On the "lump of labor" topic itself, I really need to study it more thoroughly. But the standard dismissal we get from "free market" boilerplate (like Hazlitt's Economics in One Lesson) just don't cut it.
It's not a self-evident fallacy that machines or techniques that reduce the amount of labor necessary to do a job will reduce the amount of available work. Arguments to that effect are typical of vulgar libertarianism: they are equivocal as to how far the present system can be takeen as a proxy for a "free market." To say that something "can't happen" under the present state capitalist system, because that's "the way the market works," is nonsense.
In a real free market system, the bargaining power of labor would be such that jobs competed for workers, instead of the other way around.
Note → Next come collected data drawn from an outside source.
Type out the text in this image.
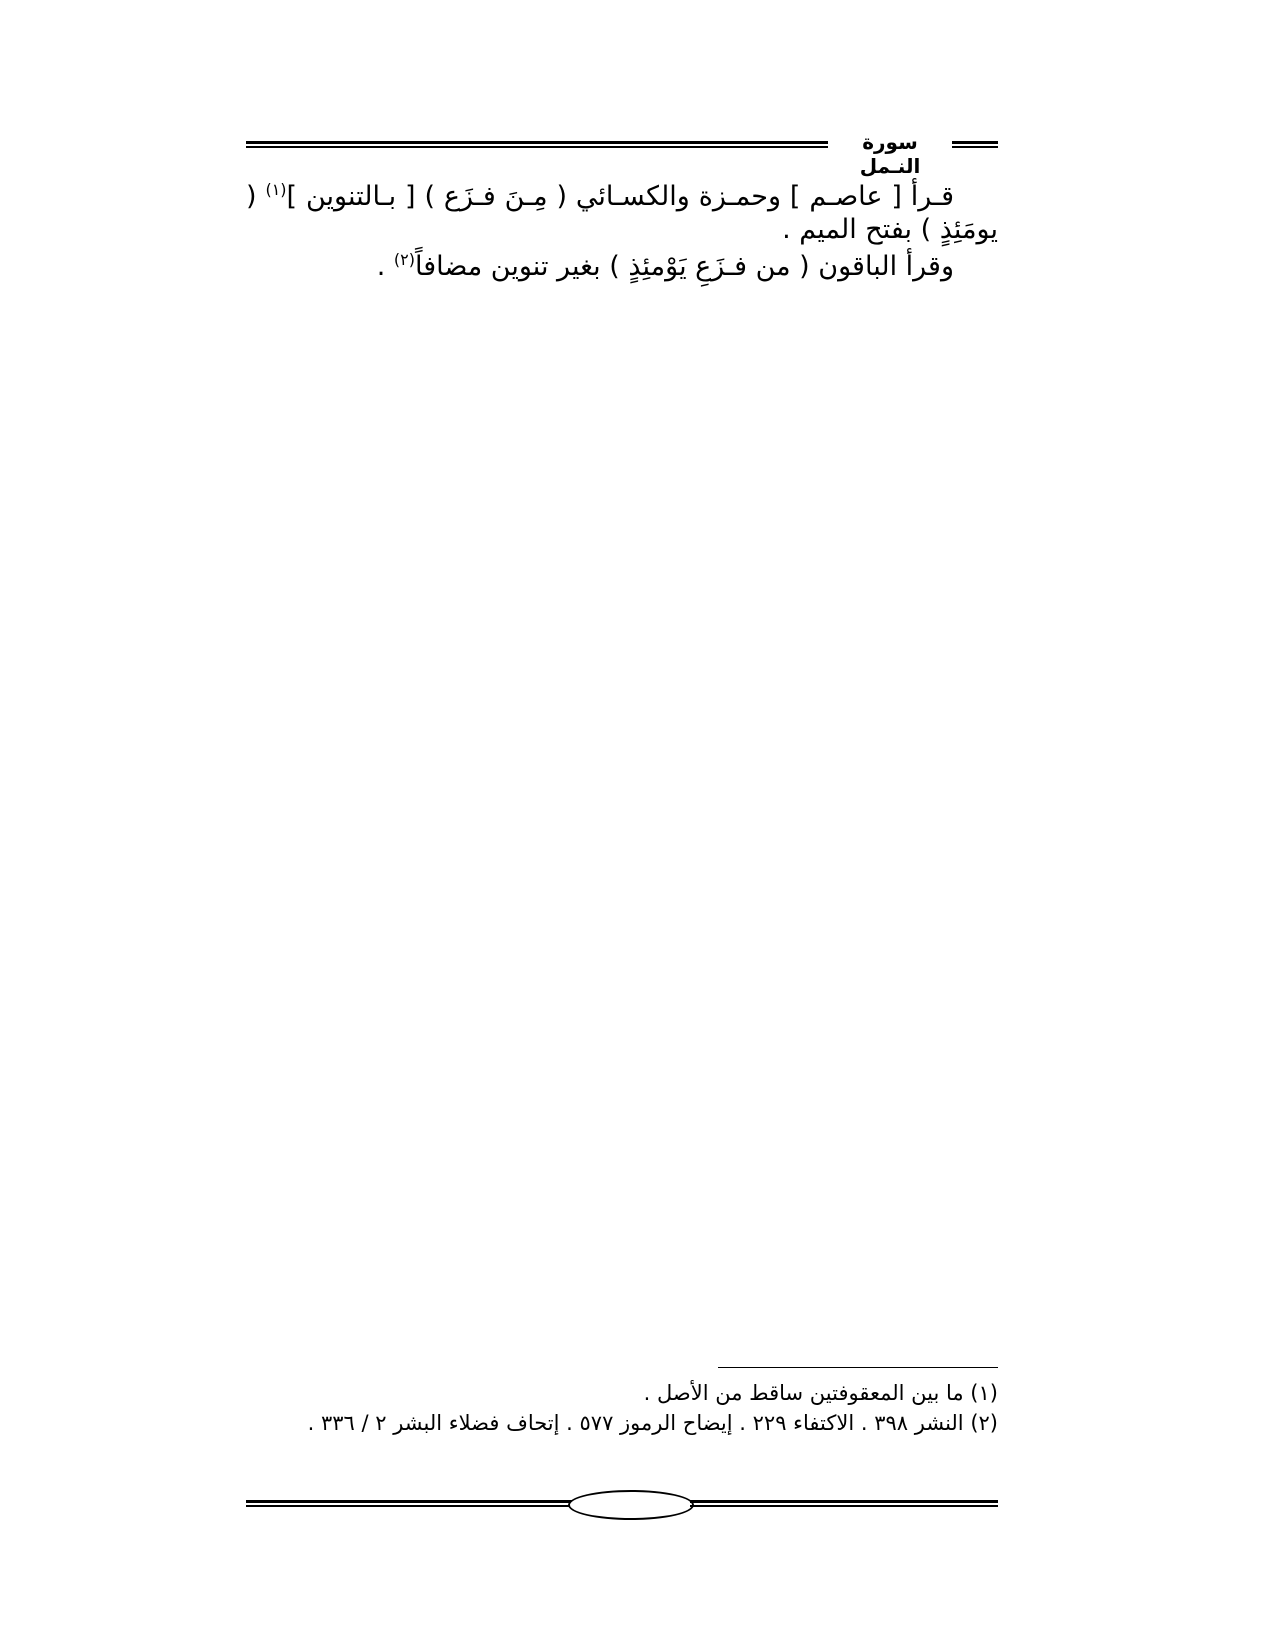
سورة النـمل

قـرأ [ عاصـم ] وحمـزة والكسـائي ( مِـنَ فـزَع ) [ بـالتنوين ]$^{(١)}$ ( يومَئِذٍ ) بفتح الميم .

وقرأ الباقون ( من فـزَعِ يَوْمئِذٍ ) بغير تنوين مضافاً$^{(٢)}$ .

(١) ما بين المعقوفتين ساقط من الأصل .

(٢) النشر ٣٩٨ . الاكتفاء ٢٢٩ . إيضاح الرموز ٥٧٧ . إتحاف فضلاء البشر ٢ / ٣٣٦ .
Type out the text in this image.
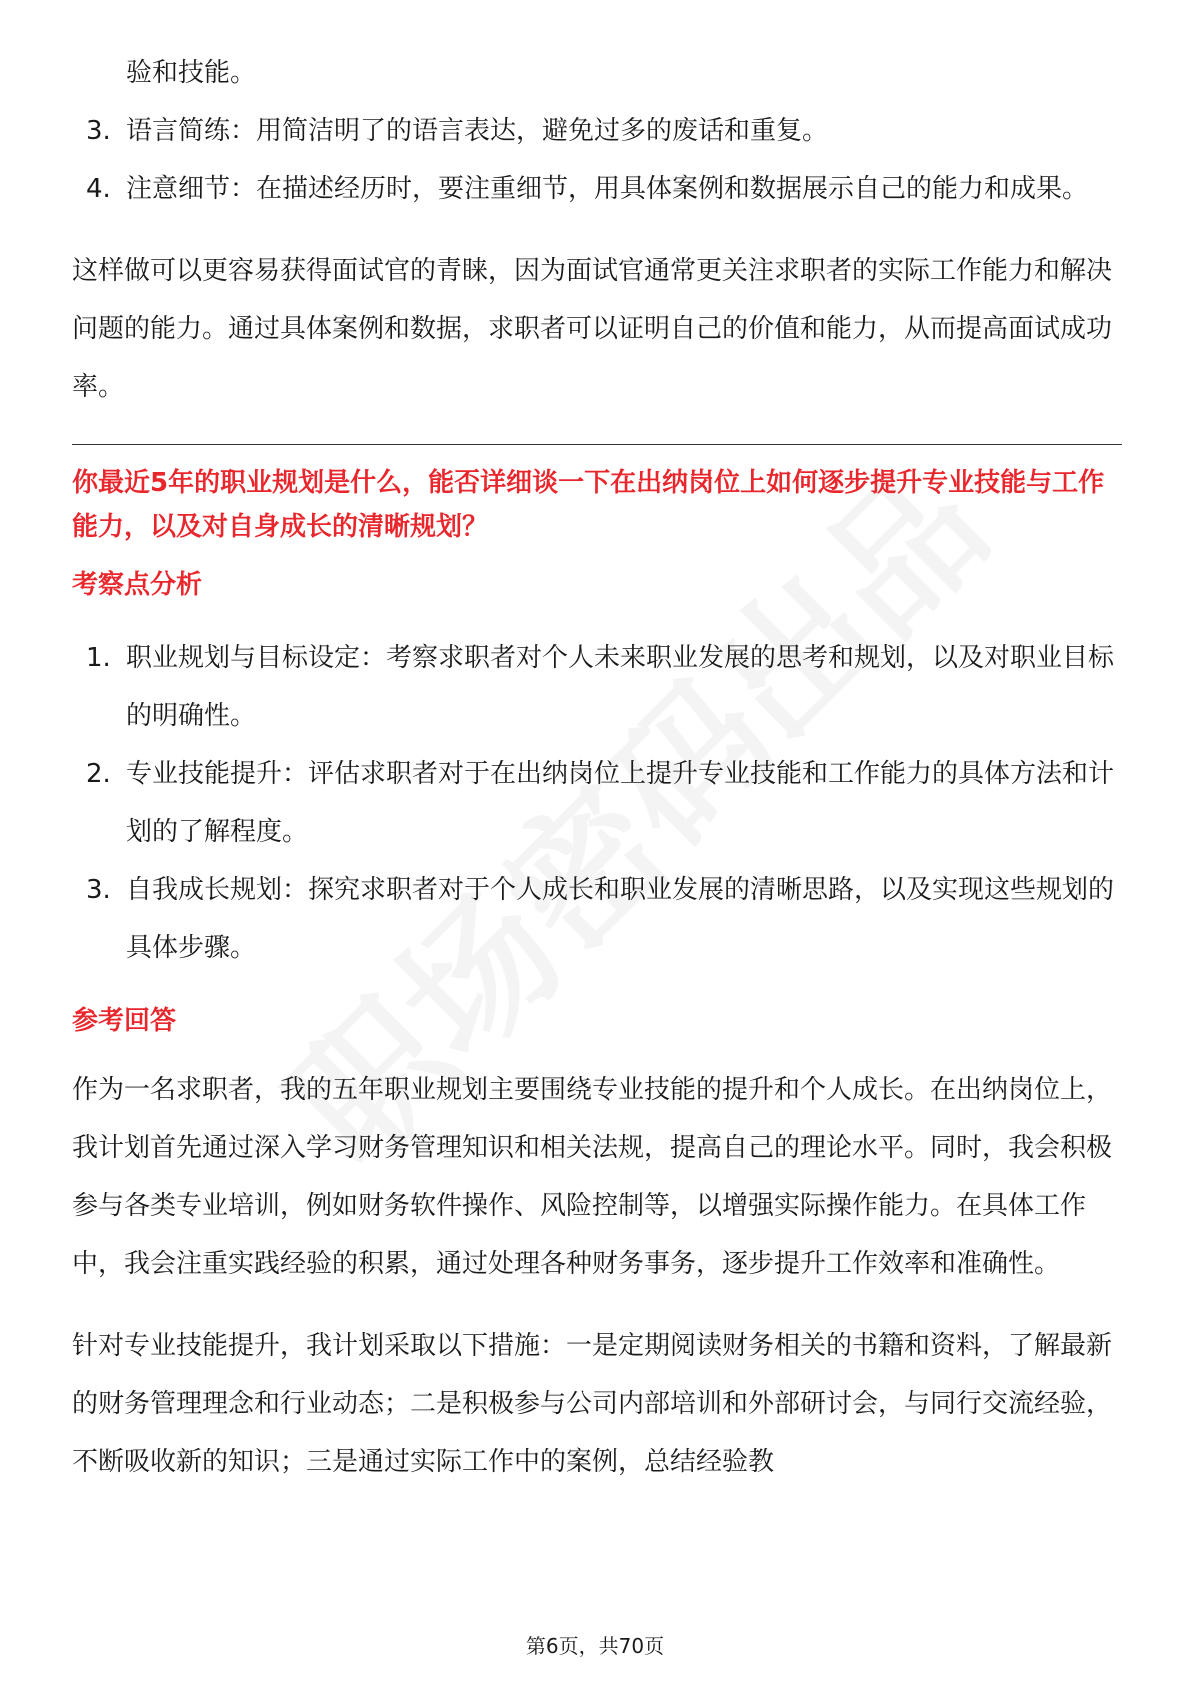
验和技能。

3. 语言简练：用简洁明了的语言表达，避免过多的废话和重复。
4. 注意细节：在描述经历时，要注重细节，用具体案例和数据展示自己的能力和成果。

这样做可以更容易获得面试官的青睐，因为面试官通常更关注求职者的实际工作能力和解决问题的能力。通过具体案例和数据，求职者可以证明自己的价值和能力，从而提高面试成功率。

你最近5年的职业规划是什么，能否详细谈一下在出纳岗位上如何逐步提升专业技能与工作能力，以及对自身成长的清晰规划？

考察点分析

1. 职业规划与目标设定：考察求职者对个人未来职业发展的思考和规划，以及对职业目标的明确性。
2. 专业技能提升：评估求职者对于在出纳岗位上提升专业技能和工作能力的具体方法和计划的了解程度。
3. 自我成长规划：探究求职者对于个人成长和职业发展的清晰思路，以及实现这些规划的具体步骤。

参考回答

作为一名求职者，我的五年职业规划主要围绕专业技能的提升和个人成长。在出纳岗位上，我计划首先通过深入学习财务管理知识和相关法规，提高自己的理论水平。同时，我会积极参与各类专业培训，例如财务软件操作、风险控制等，以增强实际操作能力。在具体工作中，我会注重实践经验的积累，通过处理各种财务事务，逐步提升工作效率和准确性。

针对专业技能提升，我计划采取以下措施：一是定期阅读财务相关的书籍和资料，了解最新的财务管理理念和行业动态；二是积极参与公司内部培训和外部研讨会，与同行交流经验，不断吸收新的知识；三是通过实际工作中的案例，总结经验教

第6页，共70页
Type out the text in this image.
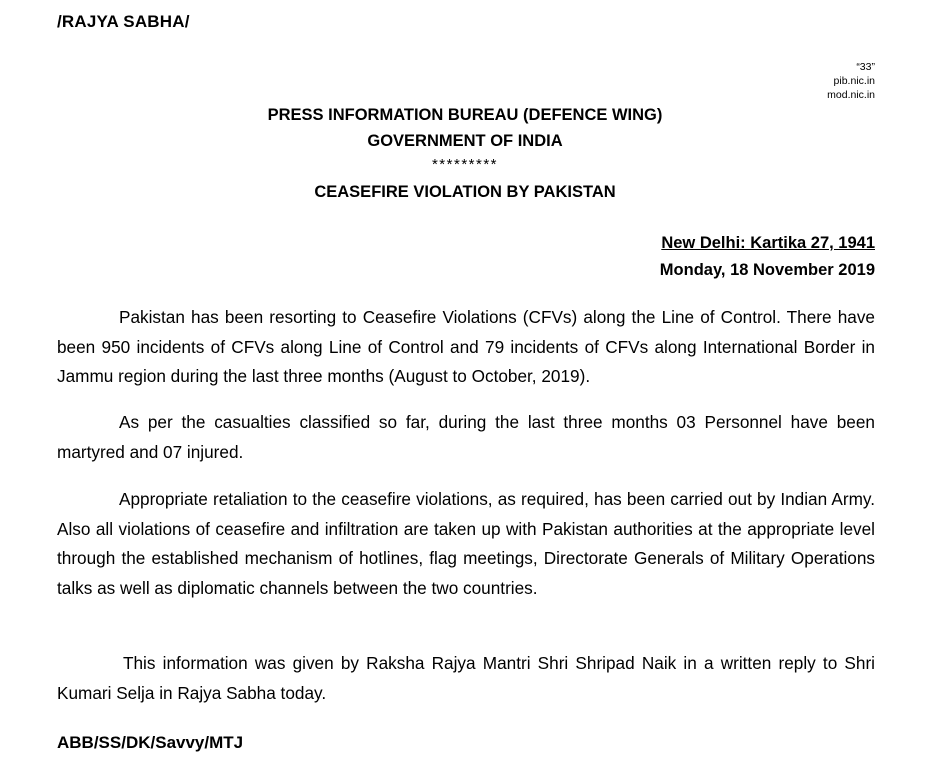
/RAJYA SABHA/
“33”
pib.nic.in
mod.nic.in
PRESS INFORMATION BUREAU (DEFENCE WING)
GOVERNMENT OF INDIA
*********
CEASEFIRE VIOLATION BY PAKISTAN
New Delhi: Kartika 27, 1941
Monday, 18 November 2019

Pakistan has been resorting to Ceasefire Violations (CFVs) along the Line of Control. There have been 950 incidents of CFVs along Line of Control and 79 incidents of CFVs along International Border in Jammu region during the last three months (August to October, 2019).

As per the casualties classified so far, during the last three months 03 Personnel have been martyred and 07 injured.

Appropriate retaliation to the ceasefire violations, as required, has been carried out by Indian Army. Also all violations of ceasefire and infiltration are taken up with Pakistan authorities at the appropriate level through the established mechanism of hotlines, flag meetings, Directorate Generals of Military Operations talks as well as diplomatic channels between the two countries.

This information was given by Raksha Rajya Mantri Shri Shripad Naik in a written reply to Shri Kumari Selja in Rajya Sabha today.

ABB/SS/DK/Savvy/MTJ
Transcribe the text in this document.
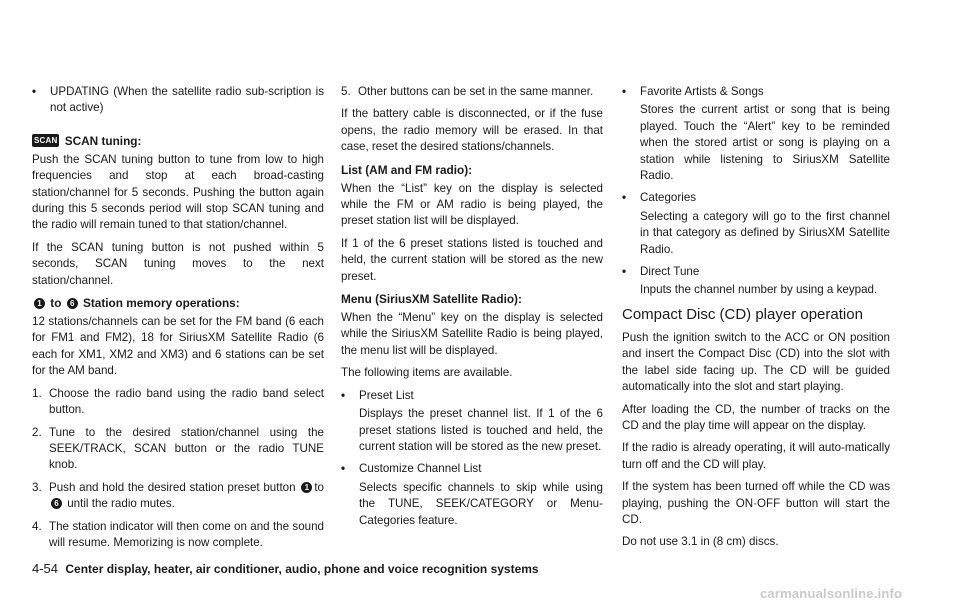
•	UPDATING (When the satellite radio sub-scription is not active)
SCAN SCAN tuning:

Push the SCAN tuning button to tune from low to high frequencies and stop at each broad-casting station/channel for 5 seconds. Pushing the button again during this 5 seconds period will stop SCAN tuning and the radio will remain tuned to that station/channel.

If the SCAN tuning button is not pushed within 5 seconds, SCAN tuning moves to the next station/channel.

1 to 6 Station memory operations:

12 stations/channels can be set for the FM band (6 each for FM1 and FM2), 18 for SiriusXM Satellite Radio (6 each for XM1, XM2 and XM3) and 6 stations can be set for the AM band.

1. Choose the radio band using the radio band select button.
2. Tune to the desired station/channel using the SEEK/TRACK, SCAN button or the radio TUNE knob.
3. Push and hold the desired station preset button 1 to 6 until the radio mutes.
4. The station indicator will then come on and the sound will resume. Memorizing is now complete.
5. Other buttons can be set in the same manner.

If the battery cable is disconnected, or if the fuse opens, the radio memory will be erased. In that case, reset the desired stations/channels.

List (AM and FM radio):

When the “List” key on the display is selected while the FM or AM radio is being played, the preset station list will be displayed.

If 1 of the 6 preset stations listed is touched and held, the current station will be stored as the new preset.

Menu (SiriusXM Satellite Radio):

When the “Menu” key on the display is selected while the SiriusXM Satellite Radio is being played, the menu list will be displayed.

The following items are available.

•	Preset List

Displays the preset channel list. If 1 of the 6 preset stations listed is touched and held, the current station will be stored as the new preset.

•	Customize Channel List

Selects specific channels to skip while using the TUNE, SEEK/CATEGORY or Menu-Categories feature.

•	Favorite Artists & Songs

Stores the current artist or song that is being played. Touch the “Alert” key to be reminded when the stored artist or song is playing on a station while listening to SiriusXM Satellite Radio.

•	Categories

Selecting a category will go to the first channel in that category as defined by SiriusXM Satellite Radio.

•	Direct Tune

Inputs the channel number by using a keypad.

Compact Disc (CD) player operation

Push the ignition switch to the ACC or ON position and insert the Compact Disc (CD) into the slot with the label side facing up. The CD will be guided automatically into the slot and start playing.

After loading the CD, the number of tracks on the CD and the play time will appear on the display.

If the radio is already operating, it will auto-matically turn off and the CD will play.

If the system has been turned off while the CD was playing, pushing the ON·OFF button will start the CD.

Do not use 3.1 in (8 cm) discs.

4-54 Center display, heater, air conditioner, audio, phone and voice recognition systems
carmanualsonline.info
And cooperative ownership and self-employment would be much more widespread than at present. Under those circumstances, decisions to change production methods would be decisions by labor itself to increase its own productivity, with labor internalizing all the benefits and losses from the decision. Under those circumstances, it would indeed be a fallacy that workers would suffer from increases in productivity.
But in the present government-cartelized system, with legally enforced privileges for land and capital that force labor to sell itself under terms of unequal exchange, it's hardly likely that labor will internalize all the benefits of changing the work process. The presence of the state in state capitalism causes changes that might otherwise be mutually beneficial, instead, to be a zero-sum game.
So it's quite likely, under such circumstances of privilege, that the benefits of increased labor productivity would accrue to the owners of capital, while the harm would accrue to workers.
We don't live in a free market economy, or anything remotely approaching it. In a government-cartelized, corporate-dominated economy like the present one, the rules of "how the free market works" go right out the window. For example, it makes no sense to use Say's Law to "prove" that overproduction is impossible. As Joseph Stromberg pointed out, under state capitalism J.A. Hobson is closer to the truth than J.B. Say.